“Whenever You’re Ready” / The Zombies
MAY IS BRITISH INVASION MONTH!
One of the great mysteries of the British Invasion: Why weren’t the Zombies one of the era’s biggest bands? In mid-1964, their first single “She’s Not There” (see here for my previous rave) was a bona fide classic, haunting and evocative. Its B-side, “You Make Feel Good,” was just as fine. Their follow-up, “Tell Her No” (early 1965), was yet another lovely thing. But the Zombies floundered after that; their third and final hit single, “Time of the Season” (from their brilliant LP Odessey and Oracle), didn’t even get airplay until after they’d split up.

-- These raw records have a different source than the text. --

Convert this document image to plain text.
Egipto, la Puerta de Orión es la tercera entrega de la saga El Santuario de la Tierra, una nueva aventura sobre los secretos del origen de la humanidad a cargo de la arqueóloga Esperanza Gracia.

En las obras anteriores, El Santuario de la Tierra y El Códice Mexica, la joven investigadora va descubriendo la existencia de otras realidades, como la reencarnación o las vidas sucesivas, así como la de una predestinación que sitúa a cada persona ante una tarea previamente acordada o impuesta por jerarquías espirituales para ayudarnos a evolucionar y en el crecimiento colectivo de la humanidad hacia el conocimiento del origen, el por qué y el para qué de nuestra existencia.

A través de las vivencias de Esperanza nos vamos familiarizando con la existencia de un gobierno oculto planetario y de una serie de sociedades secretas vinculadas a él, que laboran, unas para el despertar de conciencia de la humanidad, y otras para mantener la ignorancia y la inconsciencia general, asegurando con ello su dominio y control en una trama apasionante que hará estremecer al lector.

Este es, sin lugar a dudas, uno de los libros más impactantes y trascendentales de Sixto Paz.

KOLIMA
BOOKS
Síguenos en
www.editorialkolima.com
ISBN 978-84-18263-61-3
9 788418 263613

I don’t think internal strife tore them apart – lead singer Colin Blunstone and keyboardist Rod Argent have been touring happily together the past couple years – so I’ve got to blame rotten management. Maybe these nice grammar-school boys from St. Albans weren’t edgy enough for the British Beat. Maybe they just weren’t hungry enough for fame, not the same way John Lennon, Paul McCartney, Mick Jagger, and Eric Burdon were. Maybe all those factors combined . . . . or maybe it was just bad fate.
“Whenever You’re Ready” was one of those “failed” singles from 1965. Why? It starts off light and syncopated, just an electric piano riff and hissing cymbals, nothing too demanding (granted, in the instrumental break that piano gets jazzy as hell, but surely that’s a good thing). The lyrics are a little masochistic – “Oh I’ve been hurt / But I still love you / I’ve been hurt like this before” – but if any vocalist could sing this convincingly, it would be Colin Blunstone, with his ethereal angelic tenor. The echo on that vocal makes him sound so lonely, so lost; he soars sweetly up to the repeated word “hurt,” punching it with just a smidgen of self-pity. I wasn’t even the one who hurt him and I’m already sorry.
Rod Argent’s grittier voice joins in on the chorus, along with drums and guitars, lending things some spunk and spine: “You’re not teaching me a new thing,” he informs her sharply; “Try to realize / And call me when you’re ready / Whenever you’re ready,” with tight harmonies modulating all over on the “readies.” Okay, the harmonies are dissonant, but was this really too sophisticated for 1965 listeners? I doubt it.
The drums and backing vocals disappear as Blunstone gets winsome again for the next verse: “I know you left / But I still love you / And though I’ve cried like this before…” But he stands up for himself in the bridge, finding an R&B edge in his voice: “But if you call me / You’ve got to treat me in a different way / And if you call me / You’ve got to listen girl to what I tell you.” If Eric Burdon sang this, he’d sound like a bully; when Colin Blunstone sings it, I start vowing to change my ways. He actually scolds her in the last verse -- “And never hurt me / Cause I love you / Never hurt me like before” – but it’s too vulnerable to seem mean. And then the piano solo explodes, releasing all his pent-up anger. In the coda Blunstone goes totally R&B on us – “All you gotta do is call me, call me, call me” – just a taste of the passion she’s passing up. The idiot.
So here’s my question: What fangirl could possibly prefer Mick Jagger snarling “Get Off My Cloud” to this? Don’t give me the old nice-girls-go-for-bad-boys cliché; I think this record just didn’t get promoted properly. I know I never heard it – and believe me, my ear was glued to the radio in 1965. Someone fell down on the job. Just think of all the great Zombies music we missed.